Der meiste Grippeimpfstoff wird weltweit mit Hühnereiern hergestellt. In sterile Eier wird Saatviruslösung injiziert. Durch Bebrüten werden die Viren vermehrt. Dann werden die Viren abgesaugt, mit Hitze oder Chemikalien deaktiviert und weiter zu Impfstoff verarbeitet. Das dauert etwa sechs Monate. Um den Impfstoff treffsicherer zu machen, müsste ein schnelleres Verfahren her.

Neue Verfahren für Grippeimpfstoffe

Genau daran arbeiten Forscher am Max-Planck-Institut in Magdeburg. Sie haben ein ganz neues Verfahren mit Zellkulturen entwickelt. In Nährlösungen wachsen Zellen, in denen sich Grippeerreger schnell und in großer Anzahl vermehren können. Ein Prozess, der nur wenige Wochen dauert. Zukünftig wollen die Forscher die Viren in großen Bioreaktoren vermehren, um auf Pandemien schneller reagieren zu können. Allerdings ist das Verfahren noch nicht zugelassen. Bis es auf den Markt kommt dauert es voraussichtlich noch fünf bis sechs Jahre.
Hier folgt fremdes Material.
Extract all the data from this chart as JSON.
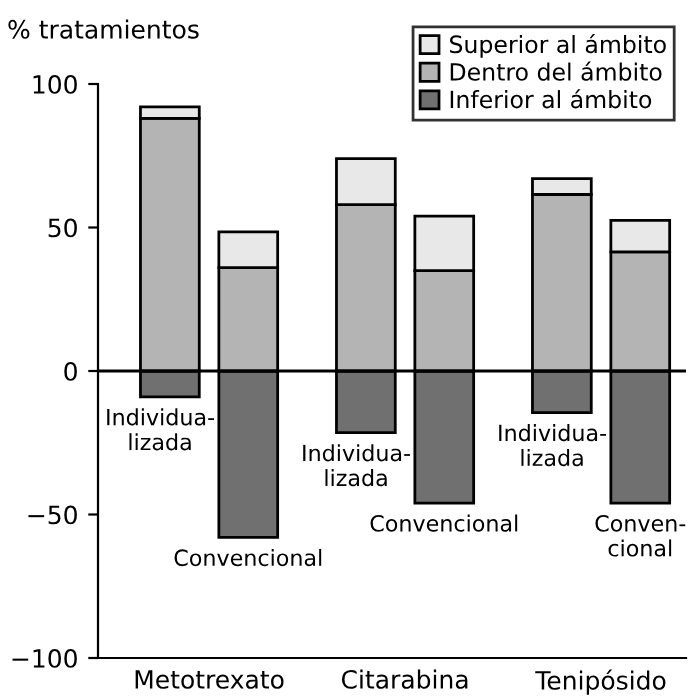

Der Körper produziert das Grippe-Gegenmittel selbst

Es gibt aber auch noch andere Ansätze für die schnellere Impfstoffproduktion: zum Beispiel den der Firma BionNTech in Mainz. Dort setzen die Forscher darauf, dass der menschliche Körper das Gegenmittel selbst produziert. Ihr neuartiger Impfstoff basiert auf mRNA. Das ist ein natürliches Molekül, das in jeder Körperzelle vorkommt, und das Körperzellen dafür nutzen, um Proteine herzustellen. Die Forscher schneiden ein ganz bestimmtes Stück vom Oberflächenprotein des Virus heraus. Daraus gewinnen sie dessen Erbinformation. Die mRNA, also das Botenmolekül, macht davon exakte Kopien. Die werden als Impfstoff direkt in den Muskel gespritzt. Dort regen sie die Zellen dazu an, Virusproteine selbst herzustellen. Diese treffen auf die Immunzellen und ein Impfschutz wird ausgelöst.

Mit dieser Technologie könnte ein Impfstoff innerhalb von zwei bis vier Wochen hergestellt werden. Derzeit wird der neue Impfstoff in klinischen Studien am Menschen getestet. Die Wissenschaftler hoffen ebenfalls auf eine Zulassung in fünf bis sechs Jahren. Auch dieses Verfahren wäre ein echter Durchbruch im Kampf gegen die Zeit. Welche dieser Neuentwicklungen am Ende die Nase vorne haben wird, muss sich noch zeigen, wenn alle Studien abgeschlossen sind.